Our craft evolves via a series of ideas that find acceptance over time.
It’s well to remember that things we take for granted today were once considered impractical. The ability to independently control two trains on a single section of track was a pipe dream once, as was two-rail DC control. Each idea persisted until technology caught up with the vision.
In a world dominated by quarter-inch scale, HO scale was a novelty once, as was N scale mere decades later in a world dominated by HO.
The idea that a model train could do more than chase its tail around a sheet of plywood was new at one time. Today, we take it for granted that our models can replicate a purposeful sequence of moves inspired by full-size railroad operations.

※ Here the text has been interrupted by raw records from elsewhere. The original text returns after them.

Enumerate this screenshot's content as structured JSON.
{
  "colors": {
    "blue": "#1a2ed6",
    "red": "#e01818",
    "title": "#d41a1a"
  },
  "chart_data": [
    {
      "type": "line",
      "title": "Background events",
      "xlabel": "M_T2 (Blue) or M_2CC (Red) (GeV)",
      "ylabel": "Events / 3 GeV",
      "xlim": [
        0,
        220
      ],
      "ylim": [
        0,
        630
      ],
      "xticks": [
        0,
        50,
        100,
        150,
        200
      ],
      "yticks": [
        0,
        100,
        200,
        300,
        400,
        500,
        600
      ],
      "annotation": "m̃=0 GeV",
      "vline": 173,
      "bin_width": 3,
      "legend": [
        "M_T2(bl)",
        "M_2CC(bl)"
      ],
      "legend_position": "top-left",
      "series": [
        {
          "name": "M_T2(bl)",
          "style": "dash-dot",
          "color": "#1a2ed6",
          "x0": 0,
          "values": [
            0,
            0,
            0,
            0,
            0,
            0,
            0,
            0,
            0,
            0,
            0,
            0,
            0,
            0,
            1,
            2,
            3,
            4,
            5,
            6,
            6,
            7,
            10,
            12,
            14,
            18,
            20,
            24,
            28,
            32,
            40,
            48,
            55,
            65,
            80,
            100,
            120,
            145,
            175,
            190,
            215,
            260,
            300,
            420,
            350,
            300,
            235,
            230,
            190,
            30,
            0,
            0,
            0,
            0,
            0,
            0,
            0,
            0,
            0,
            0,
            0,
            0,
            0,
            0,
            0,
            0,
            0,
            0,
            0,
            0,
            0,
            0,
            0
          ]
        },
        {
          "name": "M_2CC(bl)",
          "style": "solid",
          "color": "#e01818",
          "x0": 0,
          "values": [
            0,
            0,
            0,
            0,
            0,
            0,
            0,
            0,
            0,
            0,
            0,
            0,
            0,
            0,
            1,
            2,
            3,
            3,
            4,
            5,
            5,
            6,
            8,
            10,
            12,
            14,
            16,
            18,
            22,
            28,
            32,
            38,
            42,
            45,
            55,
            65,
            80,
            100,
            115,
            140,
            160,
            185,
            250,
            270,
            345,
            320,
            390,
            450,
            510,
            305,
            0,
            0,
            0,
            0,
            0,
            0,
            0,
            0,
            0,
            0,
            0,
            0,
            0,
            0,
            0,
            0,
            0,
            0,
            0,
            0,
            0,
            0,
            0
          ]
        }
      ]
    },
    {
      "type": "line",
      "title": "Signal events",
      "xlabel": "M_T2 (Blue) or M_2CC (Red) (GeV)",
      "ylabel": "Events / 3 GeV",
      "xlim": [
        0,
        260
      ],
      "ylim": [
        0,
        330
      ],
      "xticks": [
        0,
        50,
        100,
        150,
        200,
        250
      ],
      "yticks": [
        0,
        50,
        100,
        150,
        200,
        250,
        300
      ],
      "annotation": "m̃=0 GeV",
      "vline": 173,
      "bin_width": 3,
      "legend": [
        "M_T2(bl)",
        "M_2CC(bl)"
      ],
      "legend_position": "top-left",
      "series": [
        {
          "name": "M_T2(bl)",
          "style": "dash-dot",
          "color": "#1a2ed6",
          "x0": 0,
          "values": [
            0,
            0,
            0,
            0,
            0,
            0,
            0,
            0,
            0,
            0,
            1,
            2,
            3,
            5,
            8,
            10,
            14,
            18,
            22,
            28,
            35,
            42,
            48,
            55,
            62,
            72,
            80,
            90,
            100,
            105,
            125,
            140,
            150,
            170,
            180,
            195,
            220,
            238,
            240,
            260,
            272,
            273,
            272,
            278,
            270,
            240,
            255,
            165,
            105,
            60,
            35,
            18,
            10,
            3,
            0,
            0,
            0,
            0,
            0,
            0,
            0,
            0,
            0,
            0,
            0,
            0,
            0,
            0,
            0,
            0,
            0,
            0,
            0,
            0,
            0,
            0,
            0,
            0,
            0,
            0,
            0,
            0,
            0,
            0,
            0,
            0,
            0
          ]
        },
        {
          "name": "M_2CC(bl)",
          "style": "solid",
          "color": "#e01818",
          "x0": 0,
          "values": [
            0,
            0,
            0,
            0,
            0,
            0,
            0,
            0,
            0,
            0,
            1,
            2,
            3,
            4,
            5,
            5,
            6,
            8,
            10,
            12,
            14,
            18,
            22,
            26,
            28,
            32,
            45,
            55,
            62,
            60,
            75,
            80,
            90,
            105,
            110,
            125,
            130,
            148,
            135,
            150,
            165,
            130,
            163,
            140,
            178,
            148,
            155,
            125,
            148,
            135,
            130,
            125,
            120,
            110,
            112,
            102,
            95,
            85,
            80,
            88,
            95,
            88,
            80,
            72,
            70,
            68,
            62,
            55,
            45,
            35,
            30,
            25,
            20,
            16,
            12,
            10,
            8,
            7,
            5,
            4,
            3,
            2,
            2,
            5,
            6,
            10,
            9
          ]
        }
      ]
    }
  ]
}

The abundance of accurate, ready-to-run equipment came about because a handful of modelers began to share their observations about the differences among freight cars. From an era of the generic, when few cared whether a model represented a specific car, we now understand that not all boxcars are cut from the same cloth. Furthermore, now we expect those differences, both major and minor, to be accurately rendered by manufacturers.
And so it goes, ideas crop up and make the journey from being some idiot’s harebrained scheme, to maybe that might work, and on to why isn’t everybody doing this? Or, in business terms: from the fringe, to the early adopters, to the mass market and finally to the late adopters and your Aunt Tilly.
Our craft is no different.
I wonder, what sorts of harebrained ideas are we dismissing today, that we’ll take for granted tomorrow? What sacred cows are we clinging to that will soon be as antiquated as outside third rail power distribution?